Argentine President Javier Milei has postponed the implementation of his much-anticipated dollarization plan. Some commentators, including Steve Forbes, have urged Milei to pick up the pace before it’s too late. Is it too late for Argentina to dollarize?
One major concern with Argentina’s dollarization plan is whether the government actually has enough dollars to convert its outstanding pesos. The central bank has a large amount of financial liabilities that need to be dollarized, and carries negative net reserves.
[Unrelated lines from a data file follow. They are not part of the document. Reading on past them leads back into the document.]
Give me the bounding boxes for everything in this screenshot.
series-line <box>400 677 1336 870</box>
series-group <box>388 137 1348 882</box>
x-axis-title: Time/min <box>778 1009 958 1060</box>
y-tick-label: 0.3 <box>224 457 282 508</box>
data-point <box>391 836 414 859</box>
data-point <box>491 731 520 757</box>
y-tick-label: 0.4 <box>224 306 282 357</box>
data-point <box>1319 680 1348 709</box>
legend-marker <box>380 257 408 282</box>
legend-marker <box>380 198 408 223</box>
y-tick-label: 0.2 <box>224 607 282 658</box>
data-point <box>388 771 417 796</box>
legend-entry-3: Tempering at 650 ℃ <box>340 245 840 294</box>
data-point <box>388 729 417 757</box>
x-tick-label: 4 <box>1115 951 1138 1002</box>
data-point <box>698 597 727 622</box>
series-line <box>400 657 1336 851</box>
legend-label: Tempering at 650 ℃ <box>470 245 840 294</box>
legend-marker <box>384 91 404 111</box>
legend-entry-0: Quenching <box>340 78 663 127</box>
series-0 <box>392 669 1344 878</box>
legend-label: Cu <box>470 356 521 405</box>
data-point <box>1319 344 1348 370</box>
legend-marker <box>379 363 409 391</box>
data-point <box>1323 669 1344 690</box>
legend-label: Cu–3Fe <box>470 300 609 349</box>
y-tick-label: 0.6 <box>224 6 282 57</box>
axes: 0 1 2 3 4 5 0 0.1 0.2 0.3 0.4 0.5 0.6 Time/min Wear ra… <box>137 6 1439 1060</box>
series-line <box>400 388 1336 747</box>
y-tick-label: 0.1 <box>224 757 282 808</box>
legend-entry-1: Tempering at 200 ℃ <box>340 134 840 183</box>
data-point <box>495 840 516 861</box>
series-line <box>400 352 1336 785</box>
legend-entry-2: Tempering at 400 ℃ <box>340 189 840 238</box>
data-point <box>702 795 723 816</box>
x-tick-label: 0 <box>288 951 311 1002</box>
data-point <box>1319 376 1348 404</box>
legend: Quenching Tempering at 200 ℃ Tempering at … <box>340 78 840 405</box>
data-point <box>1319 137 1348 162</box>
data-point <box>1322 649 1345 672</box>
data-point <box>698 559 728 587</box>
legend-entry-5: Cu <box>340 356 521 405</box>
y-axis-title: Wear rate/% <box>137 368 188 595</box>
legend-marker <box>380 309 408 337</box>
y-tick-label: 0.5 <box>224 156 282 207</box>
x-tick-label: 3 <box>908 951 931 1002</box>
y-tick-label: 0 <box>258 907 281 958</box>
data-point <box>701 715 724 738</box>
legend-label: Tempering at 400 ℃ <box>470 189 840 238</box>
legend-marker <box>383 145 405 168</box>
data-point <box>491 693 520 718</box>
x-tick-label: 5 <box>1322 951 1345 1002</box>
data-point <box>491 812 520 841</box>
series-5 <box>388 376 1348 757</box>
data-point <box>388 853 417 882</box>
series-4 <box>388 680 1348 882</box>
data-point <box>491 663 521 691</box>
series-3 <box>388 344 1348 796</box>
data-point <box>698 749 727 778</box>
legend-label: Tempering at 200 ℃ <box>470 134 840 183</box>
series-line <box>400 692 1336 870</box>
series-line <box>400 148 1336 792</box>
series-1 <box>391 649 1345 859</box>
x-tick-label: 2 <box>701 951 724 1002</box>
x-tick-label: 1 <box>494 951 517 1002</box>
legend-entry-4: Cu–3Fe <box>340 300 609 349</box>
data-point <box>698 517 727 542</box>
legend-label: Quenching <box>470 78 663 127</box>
There are two reasons why the concern about Argentina’s dollar holdings is overstated. First, those concerned typically overstate the amount of dollars required to dollarize. The typical calculation involves dividing peso-denominated monetary (currency) and financial (central bank bills) liabilities by the amount of net reserves held by the central bank. But this approach implicitly assumes that all dollars are needed on day one. That’s not the case. For comparison, Ecuador and El Salvador took nine and twelve months respectively to exchange their domestic currency in circulation for dollars. That allowed ample time for the central bank to acquire more dollars if necessary.
Furthermore, the amount of dollars needed to dollarize depends on how the process is implemented. El Salvador dollarized its currency voluntarily, without setting an expiration date for its domestic currency. If Argentina were to take a similar approach, the public would convert its pesos to dollars at their discretion, such as by making bank deposits or paying taxes to the government. This flexibility can significantly reduce the amount of dollars needed for dollarization. The government might also pay off its peso-denominated central bank liabilities gradually instead of purchasing them with dollars on the day dollarization is announced.
Second, those concerned typically understate the supply of dollars available. Most critics determine the feasibility of dollarization by extracting the amount of net reserves from the central bank balance sheet. That approach treats net reserves as an exogenous value that dictates whether dollarization can occur on any given day. But Argentina can also borrow dollars, which means the total amount of US dollars available is an endogenous variable influenced by the government’s commitment to the reform.
Consider two scenarios. In the first scenario, Argentina turns to international institutions and financial markets to secure additional dollars in order to continue its historical practice of financing a persistent structural deficit. In the second scenario, it approaches international institutions and financial markets with a well-designed dollarization plan and a strong political commitment to see that plan through. The Argentine government can secure more dollars — and, on more favorable terms — in the second scenario because investors will believe they are more likely to be repaid.
It’s not that Argentina lacks dollars. Rather, it is that the Argentine government lacks the will to commit to its dollarization plan. Dollarization may be spearheaded by the President, but it requires the support of other key political actors, such as the Ministry of Economics, Congress, and the Central Bank. Considering the size of the Argentine economy, the quantity of dollars needed to dollarize would be well within reach if only its leaders could commit.
Dollarization in Argentina is still possible. Perhaps Milei’s plan is to complete other much-need reforms before dollarizing. If he can complete those reforms and avoid a crisis, he might garner enough political support to implement dollarization. But it is unclear why his political opponents would support dollarization in a scenario where they see economic indicators improving. Alternatively, and perhaps more likely, Argentine leaders might delay dollarizing until the country finds itself facing a crisis once again. In that scenario, dollarization would be implemented out of necessity rather than conviction. Let’s hope it doesn’t come to that.